Adamstown is often heralded as some sort of incredible and amazing piece of planning when it should actually be about average. However it’s far from the worst and if we’re going to raze it to the ground we’ll have to work through a lot of other developments first.

I can understand the argument of raising it the ground, if it was in the middle of no where, but this is Lucan/Clondalkin, suburban Dublin

I have never seen inside the houses/appartments but €200k with infrastructure,in place, there are houses here in Maynooth going for more or less the same price, and we are 40mins by train to Connolly.

Renting a house/apartment in Dublin must be on a par with the mortgage repayments I would have thought.

I have no interest either way in the Adamstown project.

what do you mean “must”? They haven’t been for years.

I have no idea what you are saying here…

I mean that you say the two costs must be on a par and I am telling you the two costs are not now on a par and have not been on a par for years.

Are you implying that they should be?

I’m not implying anything, just using simple logic, a mortgage of 160,000 over 20 yrs is around €900, renting I would have thought would be similar, cost per month…

I’m not an expert, I was just giving an observation thats all.

I would see €200K as being overpriced today.
I would`nt shell out more than €100K for the 3 Bed with suitable adjustments for the other classes of gaff.

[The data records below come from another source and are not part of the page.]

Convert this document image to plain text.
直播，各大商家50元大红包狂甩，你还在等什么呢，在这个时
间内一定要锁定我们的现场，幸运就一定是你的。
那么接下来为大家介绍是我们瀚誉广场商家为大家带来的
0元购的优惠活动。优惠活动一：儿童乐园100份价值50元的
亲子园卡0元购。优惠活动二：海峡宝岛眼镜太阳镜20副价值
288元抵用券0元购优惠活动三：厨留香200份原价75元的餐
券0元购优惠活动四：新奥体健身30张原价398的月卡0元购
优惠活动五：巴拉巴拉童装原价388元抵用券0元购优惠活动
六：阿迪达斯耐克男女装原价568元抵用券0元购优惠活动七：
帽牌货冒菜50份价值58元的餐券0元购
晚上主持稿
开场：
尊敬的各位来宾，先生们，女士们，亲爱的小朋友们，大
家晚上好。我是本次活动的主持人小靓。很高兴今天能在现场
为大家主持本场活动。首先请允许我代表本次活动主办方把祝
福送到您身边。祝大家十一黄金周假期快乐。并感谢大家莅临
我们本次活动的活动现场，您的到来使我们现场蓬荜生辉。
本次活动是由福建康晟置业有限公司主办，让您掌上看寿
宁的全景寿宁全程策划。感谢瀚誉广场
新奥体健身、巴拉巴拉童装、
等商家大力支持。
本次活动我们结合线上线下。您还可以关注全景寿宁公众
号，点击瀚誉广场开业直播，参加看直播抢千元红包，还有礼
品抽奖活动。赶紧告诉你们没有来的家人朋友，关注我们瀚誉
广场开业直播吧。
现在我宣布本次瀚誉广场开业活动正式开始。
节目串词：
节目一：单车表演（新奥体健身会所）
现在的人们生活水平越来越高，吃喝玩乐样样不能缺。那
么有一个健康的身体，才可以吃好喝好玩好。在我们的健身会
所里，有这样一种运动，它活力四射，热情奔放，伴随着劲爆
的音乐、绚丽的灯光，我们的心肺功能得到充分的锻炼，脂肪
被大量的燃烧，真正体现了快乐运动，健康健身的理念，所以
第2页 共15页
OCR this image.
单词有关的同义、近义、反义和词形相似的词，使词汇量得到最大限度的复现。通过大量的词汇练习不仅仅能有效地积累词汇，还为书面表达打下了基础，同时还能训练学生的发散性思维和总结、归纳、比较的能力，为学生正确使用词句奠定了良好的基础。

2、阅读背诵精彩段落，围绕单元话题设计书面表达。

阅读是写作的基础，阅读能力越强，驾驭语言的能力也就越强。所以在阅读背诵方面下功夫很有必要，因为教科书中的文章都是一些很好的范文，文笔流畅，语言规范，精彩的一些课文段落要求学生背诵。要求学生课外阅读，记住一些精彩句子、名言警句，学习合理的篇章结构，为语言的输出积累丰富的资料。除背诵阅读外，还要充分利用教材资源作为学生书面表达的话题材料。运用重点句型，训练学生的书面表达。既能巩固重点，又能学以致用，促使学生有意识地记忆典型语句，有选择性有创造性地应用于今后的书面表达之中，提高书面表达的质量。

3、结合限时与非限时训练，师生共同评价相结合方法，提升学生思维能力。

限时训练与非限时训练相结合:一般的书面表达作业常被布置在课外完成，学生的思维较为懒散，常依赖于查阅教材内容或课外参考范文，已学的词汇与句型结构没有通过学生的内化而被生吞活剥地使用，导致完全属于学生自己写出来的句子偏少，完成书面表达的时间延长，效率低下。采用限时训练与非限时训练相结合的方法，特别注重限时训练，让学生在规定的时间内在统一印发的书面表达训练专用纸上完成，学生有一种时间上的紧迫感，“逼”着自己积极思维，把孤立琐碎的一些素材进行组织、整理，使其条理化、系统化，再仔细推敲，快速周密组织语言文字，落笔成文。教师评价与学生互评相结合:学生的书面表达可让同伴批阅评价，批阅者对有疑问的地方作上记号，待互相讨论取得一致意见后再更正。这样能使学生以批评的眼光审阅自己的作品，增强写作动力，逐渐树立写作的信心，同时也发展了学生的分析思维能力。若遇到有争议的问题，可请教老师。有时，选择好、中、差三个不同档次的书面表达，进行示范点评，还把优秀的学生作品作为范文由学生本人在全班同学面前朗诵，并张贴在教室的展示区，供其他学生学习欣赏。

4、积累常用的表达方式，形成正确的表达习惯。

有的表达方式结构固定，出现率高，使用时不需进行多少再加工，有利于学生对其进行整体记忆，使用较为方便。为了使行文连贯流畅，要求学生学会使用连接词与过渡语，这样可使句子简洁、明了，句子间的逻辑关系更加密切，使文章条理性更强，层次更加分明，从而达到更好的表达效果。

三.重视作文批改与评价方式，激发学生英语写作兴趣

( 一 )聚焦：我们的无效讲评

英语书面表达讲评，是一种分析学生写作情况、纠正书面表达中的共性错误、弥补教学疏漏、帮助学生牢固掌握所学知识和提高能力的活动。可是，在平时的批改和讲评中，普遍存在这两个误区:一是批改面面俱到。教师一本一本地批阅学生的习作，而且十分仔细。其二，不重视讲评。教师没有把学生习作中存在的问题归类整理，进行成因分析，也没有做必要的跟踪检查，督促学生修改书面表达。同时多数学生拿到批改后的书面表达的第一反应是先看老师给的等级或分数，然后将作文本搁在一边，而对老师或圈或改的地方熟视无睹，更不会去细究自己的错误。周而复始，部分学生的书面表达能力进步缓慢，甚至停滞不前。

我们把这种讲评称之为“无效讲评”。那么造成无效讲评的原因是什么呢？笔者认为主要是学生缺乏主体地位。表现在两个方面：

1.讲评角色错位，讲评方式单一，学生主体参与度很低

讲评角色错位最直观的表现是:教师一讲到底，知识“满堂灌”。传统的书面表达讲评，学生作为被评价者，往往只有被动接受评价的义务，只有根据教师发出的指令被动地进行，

Jeepers, we’ve all been wasting our time on here…

Which means what exactly?

So a two-bed duplex (glorified apartment) costs more than a three-bed house? How does that work?

Which means that the ‘logic’ that it ‘must’ be cheaper to buy rather than to rent is the puff that has been used to inflate the bubble for the last ten years. It hasn’t been true then and it doesn’t appear to be true now. Which means that many people here have spent considerable time trying to counter that ‘logic’ have been wasting their time. The bubble wasn’t a bubble at all. It was all true. Prices have come down so it ‘must’ be cheaper to buy than to rent now!